How can Andy Murray overtake Novak Djokovic?
The battle for world No 1 is going on at the Paris Masters as both Novak Djokovic and Andy Murray get their campaigns underway yesterday. Here are answers to all key questions regarding Murray’s bid for the top spot.
When can Murray become world No 1?
Murray’s stunning run in recent weeks – including three consecutive titles in Beijing, Shanghai and Vienna – means that he could reach the top spot as soon as this coming Monday (November 7). He needs another strong performance in Paris to do so, though.
What exactly does he have to do?
If Murray wins the Paris Masters title, then he will become world No 1 as long as Djokovic does not reach the final.
He will also climb to No 1 if he reaches the final and Djokovic loses before the semi-finals.
How does the ranking points system work?
The rankings system is based on performances at up to 19 tournaments over the last 12 months. Players are awarded ranking points for each tournament they play in, the amount depending on which round the player reached. For example, the winner of a Grand Slam receives 2,000 points, while a quarter-finalist receives 360 points.
The 12-month system means that a player often defends the ranking points they won at the same tournament the previous year. For example, Djokovic earned 1,000 points for winning the Paris Masters last year. If he does not win the title this week, he will drop points, the amount depending on what stage he exits the tournament.
There is a slight quirk in the system at this time of year, which gives Murray the chance to become world No 1 so soon. Normally the points for last year’s tournament are dropped from a player’s total on the Monday following the tournament this year. But the ATP World Tour Final points actually come off this Monday, six days before the tournament begins.
Calculations on how Murray can become No 1?
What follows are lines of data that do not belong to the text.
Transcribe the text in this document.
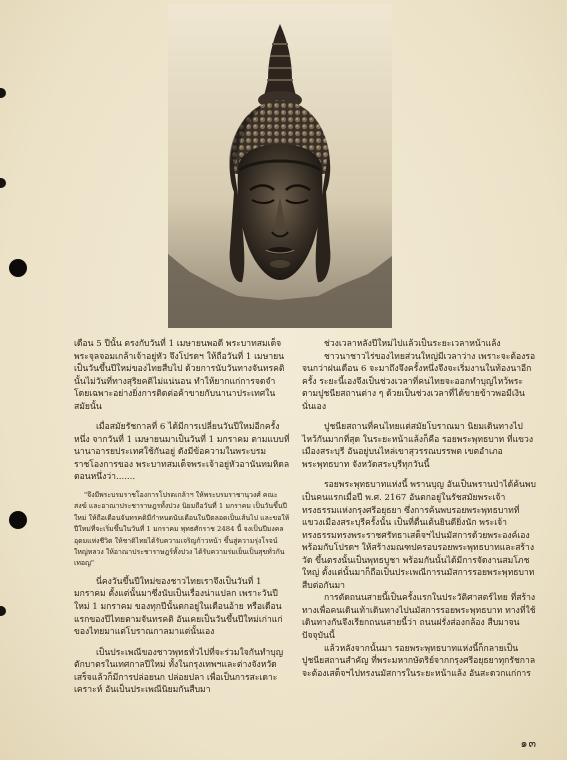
เดือน 5 ปีนั้น ตรงกับวันที่ 1 เมษายนพอดี พระบาทสมเด็จพระจุลจอมเกล้าเจ้าอยู่หัว จึงโปรดฯ ให้ถือวันที่ 1 เมษายน เป็นวันขึ้นปีใหม่ของไทยสืบไป ด้วยการนับวันทางจันทรคตินั้นไม่วันที่ทางสุริยคติไม่แน่นอน ทำให้ยากแก่การจดจำ โดยเฉพาะอย่างยิ่งการติดต่อค้าขายกับนานาประเทศในสมัยนั้น

เมื่อสมัยรัชกาลที่ 6 ได้มีการเปลี่ยนวันปีใหม่อีกครั้งหนึ่ง จากวันที่ 1 เมษายนมาเป็นวันที่ 1 มกราคม ตามแบบที่นานาอารยประเทศใช้กันอยู่ ดังมีข้อความในพระบรมราชโองการของ พระบาทสมเด็จพระเจ้าอยู่หัวอานันทมหิดลตอนหนึ่งว่า.......

"จึงมีพระบรมราชโองการโปรดเกล้าฯ ให้พระบรมราชานุวงศ์ คณะสงฆ์ และอาณาประชาราษฎรทั้งปวง นิยมถือวันที่ 1 มกราคม เป็นวันขึ้นปีใหม่ ให้ถือเดือนจันทรคติมีกำหนดนับเดือนในปีตลอดเป็นเส้นไป และขอให้ปีใหม่ที่จะเริ่มขึ้นในวันที่ 1 มกราคม พุทธศักราช 2484 นี้ จงเป็นปีมงคลอุดมแห่งชีวิต ให้ชาติไทยได้รับความเจริญก้าวหน้า ขึ้นสู่ความรุ่งโรจน์ใหญ่หลวง ให้อาณาประชาราษฎร์ทั้งปวง ได้รับความร่มเย็นเป็นสุขทั่วกัน เทอญ"

นี่คงวันขึ้นปีใหม่ของชาวไทยเราจึงเป็นวันที่ 1 มกราคม ตั้งแต่นั้นมาซึ่งนับเป็นเรื่องน่าแปลก เพราะวันปีใหม่ 1 มกราคม ของทุกปีนั้นตกอยู่ในเดือนอ้าย หรือเดือนแรกของปีไทยตามจันทรคติ อันเคยเป็นวันขึ้นปีใหม่เก่าแก่ของไทยมาแต่โบราณกาลมาแต่นั้นเอง

เป็นประเพณีของชาวพุทธทั่วไปที่จะร่วมใจกันทำบุญตักบาตรในเทศกาลปีใหม่ ทั้งในกรุงเทพฯและต่างจังหวัด เสร็จแล้วก็มีการปล่อยนก ปล่อยปลา เพื่อเป็นการสะเดาะเคราะห์ อันเป็นประเพณีนิยมกันสืบมา

ช่วงเวลาหลังปีใหม่ไปแล้วเป็นระยะเวลาหน้าแล้ง

ชาวนาชาวไร่ของไทยส่วนใหญ่มีเวลาว่าง เพราะจะต้องรอจนกว่าฝนเดือน 6 จะมาถึงจึงครั้งหนึ่งจึงจะเริ่มงานในท้องนาอีกครั้ง ระยะนี้เองจึงเป็นช่วงเวลาที่คนไทยจะออกทำบุญไหว้พระตามปูชนียสถานต่าง ๆ ด้วยเป็นช่วงเวลาที่ได้ขายข้าวพอมีเงินนั่นเอง

ปูชนียสถานที่คนไทยแต่สมัยโบราณมา นิยมเดินทางไปไหว้กันมากที่สุด ในระยะหน้าแล้งก็คือ รอยพระพุทธบาท ที่แขวงเมืองสระบุรี อันอยู่บนไหล่เขาสุวรรณบรรพต เขตอำเภอพระพุทธบาท จังหวัดสระบุรีทุกวันนี้

รอยพระพุทธบาทแห่งนี้ พรานบุญ อันเป็นพรานป่าได้ค้นพบเป็นคนแรกเมื่อปี พ.ศ. 2167 อันตกอยู่ในรัชสมัยพระเจ้าทรงธรรมแห่งกรุงศรีอยุธยา ซึ่งการค้นพบรอยพระพุทธบาทที่แขวงเมืองสระบุรีครั้งนั้น เป็นที่ตื่นเต้นยินดียิ่งนัก พระเจ้าทรงธรรมทรงพระราชศรัทธาเสด็จฯไปนมัสการด้วยพระองค์เอง พร้อมกับโปรดฯ ให้สร้างมณฑปครอบรอยพระพุทธบาทและสร้างวัด ขึ้นตรงนั้นเป็นพุทธบูชา พร้อมกันนั้นได้มีการจัดงานสมโภชใหญ่ ตั้งแต่นั้นมาก็ถือเป็นประเพณีการนมัสการรอยพระพุทธบาทสืบต่อกันมา

การตัดถนนสายนี้เป็นครั้งแรกในประวัติศาสตร์ไทย ที่สร้างทางเพื่อคนเดินเท้าเดินทางไปนมัสการรอยพระพุทธบาท ทางที่ใช้เดินทางกันจึงเรียกถนนสายนี้ว่า ถนนฝรั่งส่องกล้อง สืบมาจนปัจจุบันนี้

แล้วหลังจากนั้นมา รอยพระพุทธบาทแห่งนี้ก็กลายเป็นปูชนียสถานสำคัญ ที่พระมหากษัตริย์จากกรุงศรีอยุธยาทุกรัชกาลจะต้องเสด็จฯไปทรงนมัสการในระยะหน้าแล้ง อันสะดวกแก่การ

๑๓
World No 1 Djokovic’s current ranking points total is 12,900. World No 2 Murray is on 10,985, which is 1,915 behind.
As the defending champion, Djokovic is defending 1,000 points, so cannot gain any more points even if he wins Paris again this year. Murray finished runner-up last year, so is defending 600 points.
Using the scenario that involves Murray winning the title, he would gain 400 points, while a Djokovic run to the semi-finals sees him drop 640 points.
Last year’s ATP World Tour Final points then also come off this Monday. Djokovic drops 1,300 points before having the chance to defend his title at the O2, while Murray loses 200 points after just one group match win last year.
That would put Murray on 11,185 points and Djokovic on 10,960.
If Murray does it this week, does that mean he will be the year-end world No 1?
No. There are a substantial amount of ranking points available at the ATP World Tour Finals, up to 1,500 for a champion who goes undefeated in all his three group matches. It means there is the tantalising prospect of a Djokovic vs Murray showdown with the world No 1 ranking at stake in London, which isn’t possible in Paris as a run to the final for Djokovic – he and Murray can only meet in the final as the top two seeds – is enough for him to ensure he stays at No 1 on Monday.
Djokovic, however, can actually seal the year-end No 1 ranking for the third consecutive time in Paris. If he wins the title and Murray loses before the semi-finals, then it is all wrapped up before London.
So, Murray only secures the year-end top spot if he is still No 1 after the ATP World Tour Finals?
No. Murray has 275 points coming off his total on November 28 for last year’s Davis Cup final. There were no ranking points awarded for the Davis Cup this year, so Murray has not been able to earn any points from Great Britain’s run to the semi-finals.
If Murray is more than 275 points ahead of Djokovic after the ATP World Tour Finals on November 21, only then has he sealed the year-end No 1 ranking.
What would it mean to Murray if he became world No 1?
It would be just reward for his efforts, not just over the last year, but throughout his whole career, going up against Novak Djokovic, Roger Federer and Rafael Nadal in an era which is regarded as the greatest in the history of the sport.
Murray has actually played down the prospect of becoming world No 1 in the coming weeks, insisting that it was not a goal to do it before the end of the year. He thinks there is a better chance of him doing it in the early part of next year when he does not have many points to defend.
But if it does happen in Paris this week, then expect to see some emotion from Murray.
Would he be the first British tennis player to become world No 1?
Murray’s elder brother Jamie actually achieved the feat earlier this year in doubles. Virginia Wade also became doubles world No 1 in 1973.
Before the computerised rankings were introduced by the ATP in 1973, an annual list was complied by leading tennis journalists. Fred Perry was regarded as No 1 in the 1930s and Angela Mortimer in 1961.
But Murray certainly would be the first British singles player – and the 26th male in the world – to reach No 1 under the computerised system, something many tennis fans in this country thought they would never see.
How long has Djokovic been No 1 for?
Djokovic’s third spell of 123 weeks at No 1 began after winning his second Wimbledon title on July 7, 2014. Throughout his career, he has been No 1 for a total of 223 weeks.